The docks were just the first step in creating some urban river terrain that could span the length of the board.  I finally got around to creating three modular river pieces, 1 straight and 2 angled.  Building on a Fiberboard base (which can warp, so I recommend sheet plastic now), the sides are made of lengths of wood 1 1/2 inches wide by 1 inch high, and covered with vinyl tile pattern (I picked up a roll of this stuff from a Christmas Village supply store- they use it for quick roads).  The raised edge is made from 3/4" Cove Mold (basically a square length of wood with a 1/4 circle concave cut out of it).  You can pick up the cove molding in hardware/DIY shops.  I glued the cove molding so that about half of it was overhanging the edge- this causes a stronger sense of depth in the river, and helps hide the fact that it's really only about an inch deep from the bottom of the cove molding.
The angle pieces were a pain to make, as I wanted the width of the river to match up at the ends, so I had to build in a slight angle at one end of the piece so everything would match up.  The two angle pieces are identical, so I can arrange them in sequence to form a wide, 90 turn (as seen here), or put them end to end with a straight section between to form a jog.
Here you can see the river pieces nestled in between some of the foundation base plates.  The end result is that the river looks like it is below ground level, even though everything's sitting on top of the table.  The river sections are detailed with discarded crates and drums, half a horse skeleton, grates made of orc shields with slots cut in them, drain pipes made from brass pipe couplers, and the occasional stray rat.

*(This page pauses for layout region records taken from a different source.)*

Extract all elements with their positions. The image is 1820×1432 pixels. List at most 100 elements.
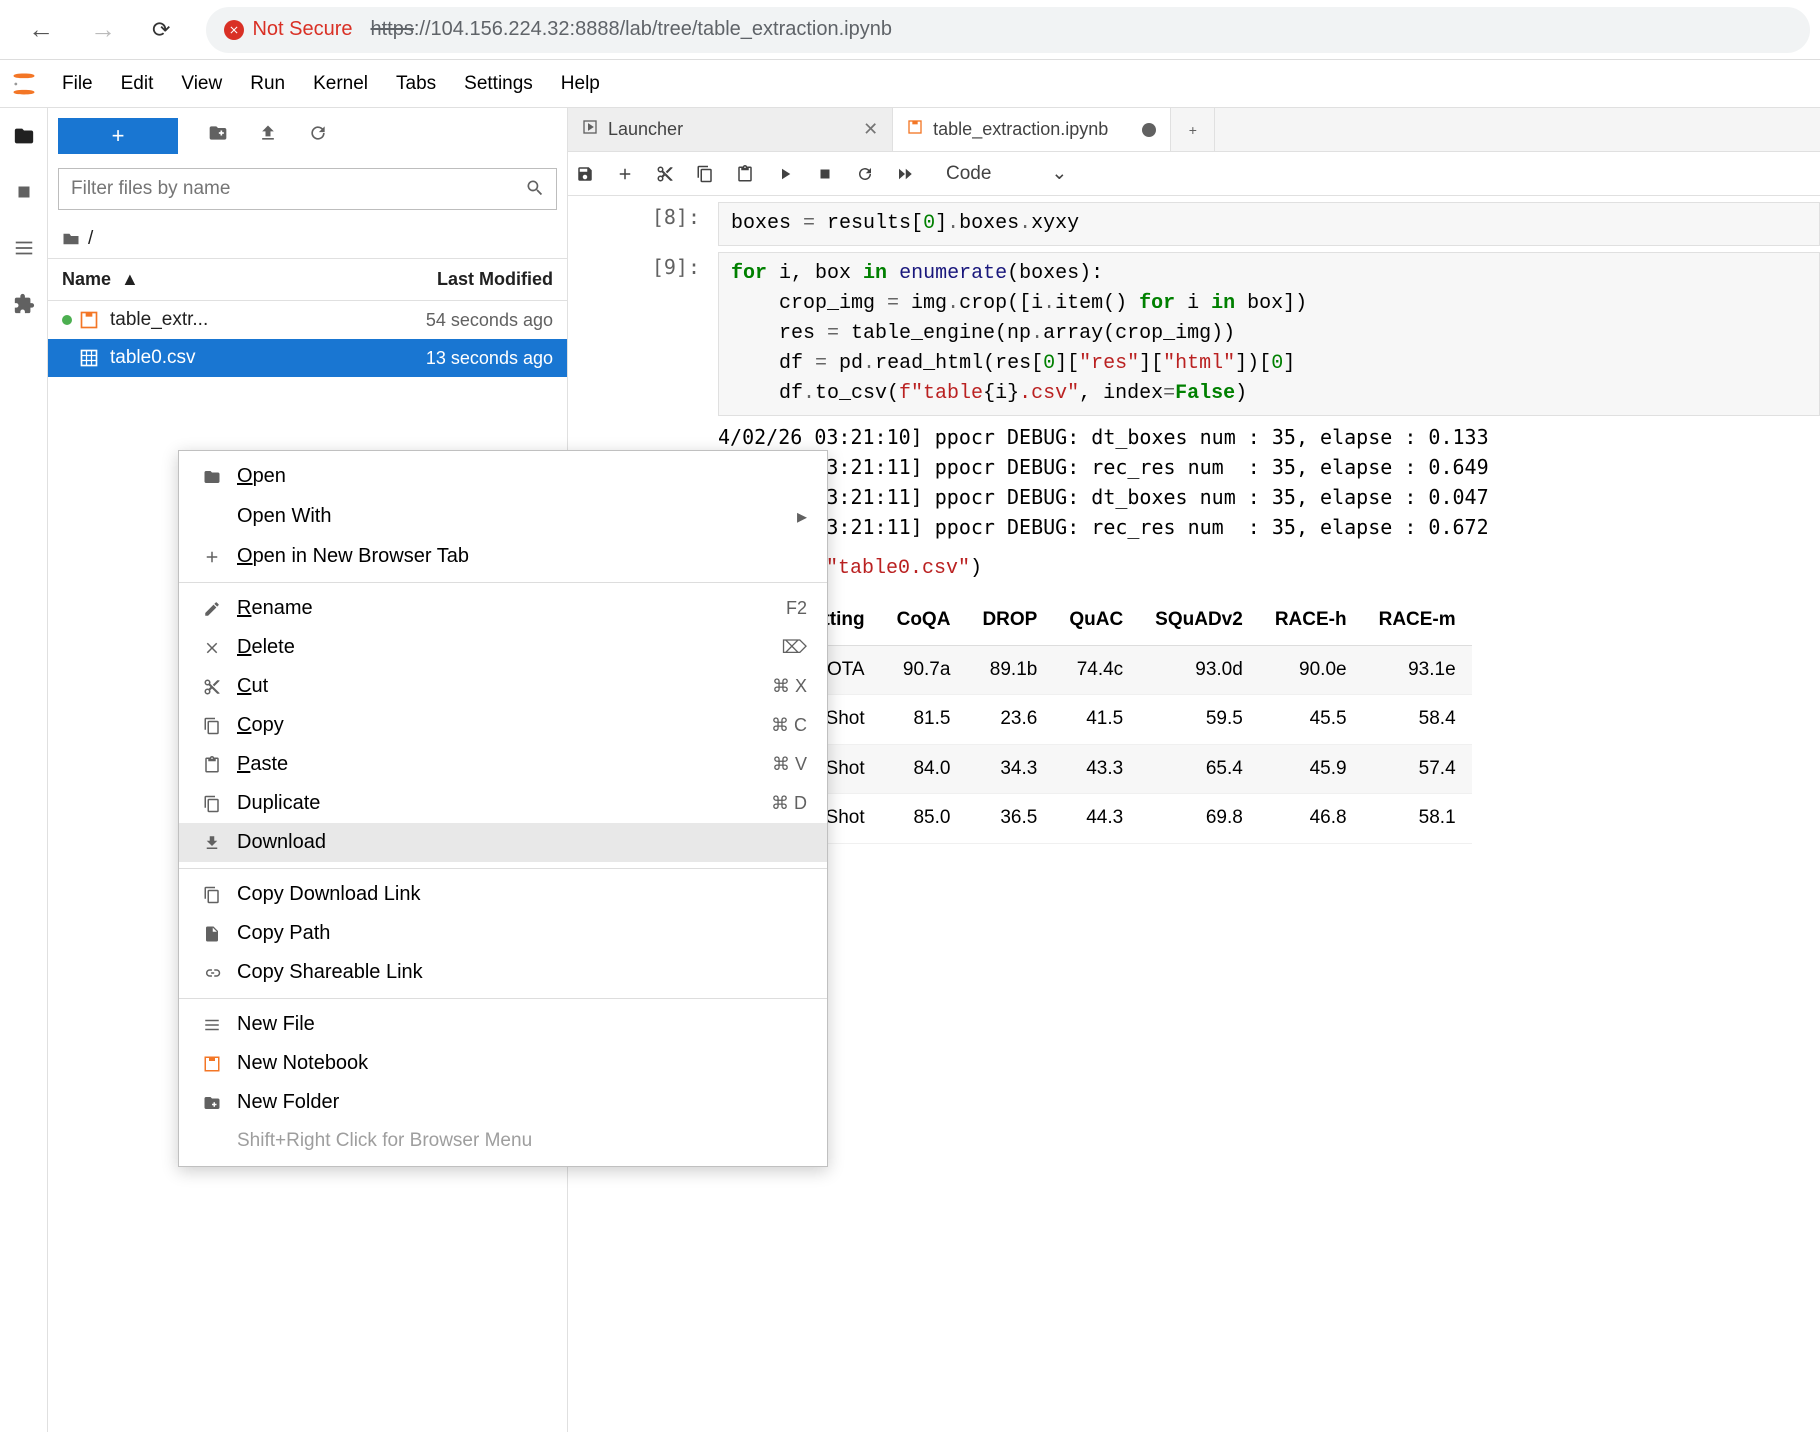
table-cell: 74.4c bbox=[1053, 645, 1139, 695]
table-cell: 41.5 bbox=[1053, 695, 1139, 745]
menu-item-cut[interactable]: Cut⌘ X bbox=[179, 667, 827, 706]
tab-launcher[interactable]: Launcher ✕ bbox=[568, 108, 893, 151]
address-field[interactable]: Not Secure https://104.156.224.32:8888/l… bbox=[206, 7, 1810, 53]
running-icon[interactable] bbox=[8, 176, 40, 208]
cell-prompt: [8]: bbox=[568, 202, 718, 246]
menu-item-duplicate[interactable]: Duplicate⌘ D bbox=[179, 784, 827, 823]
upload-icon[interactable] bbox=[258, 123, 278, 149]
x-icon bbox=[199, 639, 225, 657]
menu-item-new-folder[interactable]: New Folder bbox=[179, 1083, 827, 1122]
menu-item-download[interactable]: Download bbox=[179, 823, 827, 862]
stop-icon[interactable] bbox=[816, 165, 834, 183]
notebook-toolbar: Code ⌄ bbox=[568, 152, 1820, 196]
search-icon bbox=[525, 178, 545, 201]
paste-icon[interactable] bbox=[736, 165, 754, 183]
activity-bar bbox=[0, 108, 48, 1432]
menu-item-copy[interactable]: Copy⌘ C bbox=[179, 706, 827, 745]
menu-separator bbox=[179, 998, 827, 999]
tab-launcher-label: Launcher bbox=[608, 119, 683, 140]
copy-icon[interactable] bbox=[696, 165, 714, 183]
table-cell: 84.0 bbox=[881, 744, 967, 794]
menu-item-open-with[interactable]: Open With▸ bbox=[179, 496, 827, 537]
menu-item-copy-download-link[interactable]: Copy Download Link bbox=[179, 875, 827, 914]
menu-tabs[interactable]: Tabs bbox=[382, 73, 450, 94]
folder-icon[interactable] bbox=[8, 120, 40, 152]
add-tab-button[interactable]: + bbox=[1171, 108, 1215, 151]
table-cell: 59.5 bbox=[1139, 695, 1259, 745]
column-name[interactable]: Name ▲ bbox=[62, 269, 437, 290]
menu-item-paste[interactable]: Paste⌘ V bbox=[179, 745, 827, 784]
tab-bar: Launcher ✕ table_extraction.ipynb + bbox=[568, 108, 1820, 152]
plus-icon bbox=[199, 548, 225, 566]
cut-icon[interactable] bbox=[656, 165, 674, 183]
reload-button[interactable]: ⟳ bbox=[134, 17, 188, 43]
table-row: ne-tuned SOTA90.7a89.1b74.4c93.0d90.0e93… bbox=[718, 645, 1472, 695]
menu-item-delete[interactable]: Delete⌦ bbox=[179, 628, 827, 667]
cell-type-select[interactable]: Code ⌄ bbox=[936, 162, 1077, 185]
menu-edit[interactable]: Edit bbox=[107, 73, 168, 94]
cell-input[interactable]: for i, box in enumerate(boxes): crop_img… bbox=[718, 252, 1820, 416]
table-header: RACE-m bbox=[1363, 596, 1472, 645]
menu-help[interactable]: Help bbox=[547, 73, 614, 94]
notebook-icon bbox=[199, 1055, 225, 1073]
warning-icon bbox=[224, 20, 244, 40]
back-button[interactable]: ← bbox=[10, 14, 72, 45]
menu-shortcut: ⌘ C bbox=[771, 715, 807, 736]
new-launcher-button[interactable]: + bbox=[58, 118, 178, 154]
url-path: ://104.156.224.32:8888/lab/tree/table_ex… bbox=[414, 18, 892, 41]
copy-icon bbox=[199, 886, 225, 904]
file-icon bbox=[199, 925, 225, 943]
save-icon[interactable] bbox=[576, 165, 594, 183]
menu-label: Duplicate bbox=[237, 792, 771, 815]
menu-item-new-notebook[interactable]: New Notebook bbox=[179, 1044, 827, 1083]
menu-run[interactable]: Run bbox=[236, 73, 299, 94]
menu-kernel[interactable]: Kernel bbox=[299, 73, 382, 94]
output-table: SettingCoQADROPQuACSQuADv2RACE-hRACE-m n… bbox=[718, 596, 1472, 844]
insert-cell-icon[interactable] bbox=[616, 165, 634, 183]
menu-item-copy-shareable-link[interactable]: Copy Shareable Link bbox=[179, 953, 827, 992]
menu-label: Download bbox=[237, 831, 807, 854]
menu-item-copy-path[interactable]: Copy Path bbox=[179, 914, 827, 953]
pencil-icon bbox=[199, 600, 225, 618]
menu-label: Open With bbox=[237, 505, 797, 528]
table-header: RACE-h bbox=[1259, 596, 1363, 645]
notebook-icon bbox=[907, 119, 923, 140]
toc-icon[interactable] bbox=[8, 232, 40, 264]
run-all-icon[interactable] bbox=[896, 165, 914, 183]
forward-button[interactable]: → bbox=[72, 14, 134, 45]
menu-label: Copy Shareable Link bbox=[237, 961, 807, 984]
table-cell: 69.8 bbox=[1139, 794, 1259, 844]
running-dot bbox=[62, 315, 72, 325]
cell-input[interactable]: ead_csv("table0.csv") bbox=[718, 548, 1820, 590]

My most recent addition to the river sections is a scratch built water wheel.  I split my own timbers off a piece of cedar lumber with a carving knife.  The paddles are cut from some wood shims.  The brackets are made from cardboard, with cardboard rivets punched out with a 1/16" hole punch.  To get the shape right, I used the lid off a yogurt container to act as a form for the wood pieces.  Because the yogurt lid is kind of waxy, CA glue won't stick to it, so I could be really messy when gluing the bits of wood together.  Making the pieces by hand is fun and easy (just cut the angles until they fit together), and gives a much more rustic look than store-bought wood.

I primed the pieces black and used drybrushing and sponge painting to bring out the stone work.  I used greys on the raised edge, but more earth tones on the stone for contrast.  The "water" was painted with various shades of green, then coated over with a layer of Woodland Scenics instant water.  The dark colors help add to the sense of depth.